Cefaleia + vômitos + sinais neurológicos focais (estrabismo, alteração marcha) em criança → suspeitar tumor cerebral.
A cefaleia e vômitos em crianças com tumor cerebral são frequentemente causados por hipertensão intracraniana. Sinais focais como estrabismo ou alterações da marcha indicam envolvimento neurológico específico e são cruciais para a suspeita diagnóstica, diferenciando de causas benignas de cefaleia.
Tumores cerebrais são a segunda neoplasia mais comum na infância, superados apenas pelas leucemias, e a principal causa de morte por câncer em crianças. O diagnóstico precoce é crucial para melhorar o prognóstico e reduzir sequelas neurológicas. A apresentação clínica é variada e depende da localização e tamanho do tumor, mas a suspeita deve surgir diante de sintomas neurológicos persistentes ou progressivos. A fisiopatologia dos sintomas está frequentemente ligada ao aumento da pressão intracraniana (PIC) devido ao efeito de massa do tumor ou à obstrução do fluxo liquórico, resultando em hidrocefalia. Sinais como cefaleia, vômitos (especialmente matinais e em jato), papiledema e alterações do nível de consciência são indicativos de PIC elevada. Sinais focais, como estrabismo, ataxia (marcha claudicante), paresias ou convulsões, apontam para a localização específica do tumor. O tratamento envolve cirurgia, radioterapia e quimioterapia, dependendo do tipo histológico e da localização do tumor. A abordagem multidisciplinar é fundamental. Residentes devem estar atentos aos "red flags" neurológicos em crianças, pois o atraso diagnóstico pode levar a danos neurológicos irreversíveis e piora do prognóstico.

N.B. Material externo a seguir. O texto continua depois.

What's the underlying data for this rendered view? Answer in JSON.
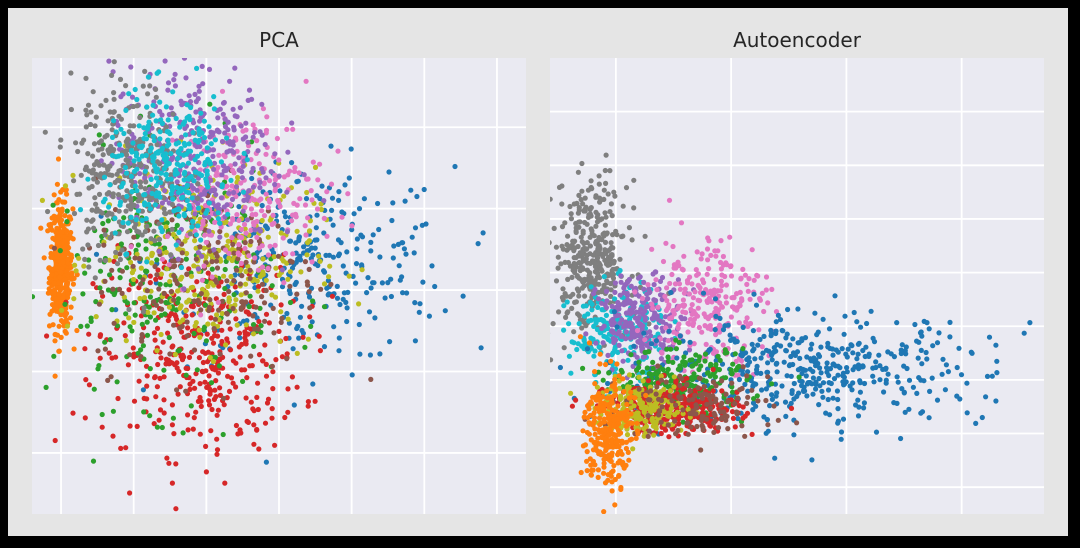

Sinais de alerta incluem cefaleia progressiva, vômitos matinais, alterações visuais (estrabismo, diplopia), mudanças de comportamento, convulsões, e déficits neurológicos focais como alterações da marcha ou fraqueza.

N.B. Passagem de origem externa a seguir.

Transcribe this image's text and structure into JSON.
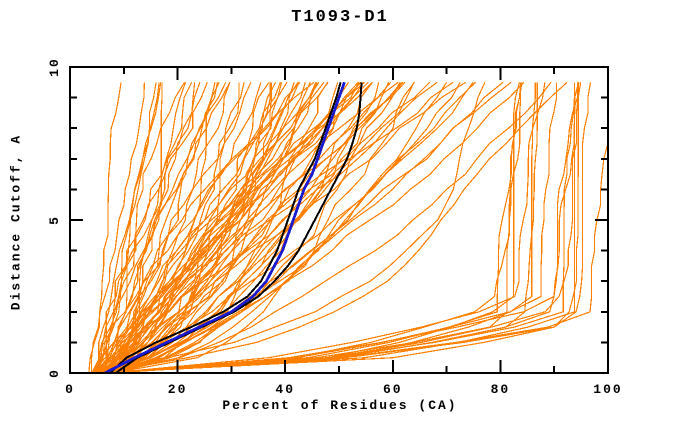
{
  "title": "T1093-D1",
  "chart_data": {
    "type": "line",
    "title": "T1093-D1",
    "xlabel": "Percent of Residues (CA)",
    "ylabel": "Distance Cutoff, A",
    "xlim": [
      0,
      100
    ],
    "ylim": [
      0,
      10
    ],
    "x_major_ticks": [
      0,
      20,
      40,
      60,
      80,
      100
    ],
    "x_minor_ticks": [
      10,
      30,
      50,
      70,
      90
    ],
    "y_major_ticks": [
      0,
      5,
      10
    ],
    "y_minor_ticks": [
      1,
      2,
      3,
      4,
      6,
      7,
      8,
      9
    ],
    "grid": "off",
    "legend": "none",
    "cutoff_max_plotted": 9.5,
    "cutoff_step": 0.5,
    "colors": {
      "model": "#ff8000",
      "best_model": "#1a1ad0",
      "reference": "#000000",
      "axes": "#000000",
      "background": "#ffffff"
    },
    "highlight_series": [
      {
        "name": "blue-model",
        "color_key": "best_model",
        "stroke_width": 2.8,
        "points": [
          [
            0,
            6.5
          ],
          [
            0.5,
            12
          ],
          [
            1,
            18
          ],
          [
            1.5,
            24
          ],
          [
            2,
            30
          ],
          [
            2.5,
            34
          ],
          [
            3,
            36.5
          ],
          [
            3.5,
            38
          ],
          [
            4,
            39.5
          ],
          [
            4.5,
            40.5
          ],
          [
            5,
            41.5
          ],
          [
            5.5,
            42.5
          ],
          [
            6,
            43.5
          ],
          [
            6.5,
            45
          ],
          [
            7,
            46
          ],
          [
            7.5,
            47
          ],
          [
            8,
            48
          ],
          [
            8.5,
            49
          ],
          [
            9,
            50
          ],
          [
            9.5,
            51
          ]
        ]
      },
      {
        "name": "black-model-1",
        "color_key": "reference",
        "stroke_width": 2,
        "points": [
          [
            0,
            7.5
          ],
          [
            0.5,
            10.5
          ],
          [
            1,
            16
          ],
          [
            1.5,
            22.5
          ],
          [
            2,
            28.5
          ],
          [
            2.5,
            33
          ],
          [
            3,
            35.5
          ],
          [
            3.5,
            37
          ],
          [
            4,
            38.5
          ],
          [
            4.5,
            39.5
          ],
          [
            5,
            40.5
          ],
          [
            5.5,
            41.5
          ],
          [
            6,
            42.5
          ],
          [
            6.5,
            44
          ],
          [
            7,
            45.5
          ],
          [
            7.5,
            46.5
          ],
          [
            8,
            47.5
          ],
          [
            8.5,
            48.5
          ],
          [
            9,
            49.5
          ],
          [
            9.5,
            50.3
          ]
        ]
      },
      {
        "name": "black-model-2",
        "color_key": "reference",
        "stroke_width": 2,
        "points": [
          [
            0,
            8.5
          ],
          [
            0.5,
            12.5
          ],
          [
            1,
            18.5
          ],
          [
            1.5,
            24.5
          ],
          [
            2,
            30.5
          ],
          [
            2.5,
            35
          ],
          [
            3,
            38
          ],
          [
            3.5,
            40.5
          ],
          [
            4,
            42.5
          ],
          [
            4.5,
            44
          ],
          [
            5,
            45.5
          ],
          [
            5.5,
            47
          ],
          [
            6,
            48.5
          ],
          [
            6.5,
            50
          ],
          [
            7,
            51.5
          ],
          [
            7.5,
            52.5
          ],
          [
            8,
            53.3
          ],
          [
            8.5,
            53.8
          ],
          [
            9,
            54
          ],
          [
            9.5,
            54.2
          ]
        ]
      }
    ],
    "orange_model_curves": {
      "jitter_seed": 20230911,
      "families": [
        {
          "name": "left-steep-bundle",
          "top_percents": [
            11.5,
            13,
            14,
            15.5,
            17,
            21
          ],
          "start_percents": [
            3.5,
            4,
            4.5,
            5,
            5.5,
            6
          ],
          "gammas": [
            0.9,
            1.05,
            0.8,
            1.15,
            0.95,
            1.0
          ],
          "noise": 1.0
        },
        {
          "name": "central-mass",
          "count": 64,
          "top_range": [
            22,
            72
          ],
          "gamma_range": [
            0.42,
            1.2
          ],
          "start_range": [
            4,
            8.5
          ],
          "noise": 2.4
        },
        {
          "name": "right-sparse",
          "top_percents": [
            74,
            78,
            82,
            86,
            93
          ],
          "gamma_range": [
            0.5,
            0.8
          ],
          "start_range": [
            5,
            8
          ],
          "noise": 2.0
        },
        {
          "name": "bottom-right-knee-band",
          "count": 16,
          "knee_range": [
            78,
            97
          ],
          "start_range": [
            5,
            8
          ],
          "top_extra_range": [
            2,
            5
          ],
          "knee_cutoff_range": [
            1.6,
            2.4
          ],
          "sharpness_range": [
            0.38,
            0.63
          ],
          "noise": 1.3
        }
      ],
      "extra_curves": [
        [
          [
            0,
            6
          ],
          [
            0.5,
            22
          ],
          [
            1,
            35
          ],
          [
            1.5,
            43
          ],
          [
            2,
            50
          ],
          [
            3,
            60
          ],
          [
            4,
            66
          ],
          [
            5,
            70
          ],
          [
            6,
            74
          ],
          [
            7,
            79
          ],
          [
            8,
            85
          ],
          [
            9,
            91
          ],
          [
            9.5,
            94
          ]
        ],
        [
          [
            0,
            6
          ],
          [
            0.5,
            18
          ],
          [
            1,
            30
          ],
          [
            2,
            45
          ],
          [
            3,
            55
          ],
          [
            4,
            62
          ],
          [
            5,
            67
          ],
          [
            6,
            70
          ],
          [
            7,
            72
          ],
          [
            8,
            74
          ],
          [
            9,
            76
          ],
          [
            9.5,
            77
          ]
        ]
      ]
    }
  }
}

Esses sintomas são frequentemente decorrentes do aumento da pressão intracraniana (PIC) causado pelo tumor, que pode obstruir o fluxo liquórico e levar à hidrocefalia.
A cefaleia por tumor cerebral tende a ser progressiva, piorar pela manhã, associar-se a vômitos sem náuseas e apresentar sinais neurológicos focais ou papiledema, diferentemente das cefaleias benignas.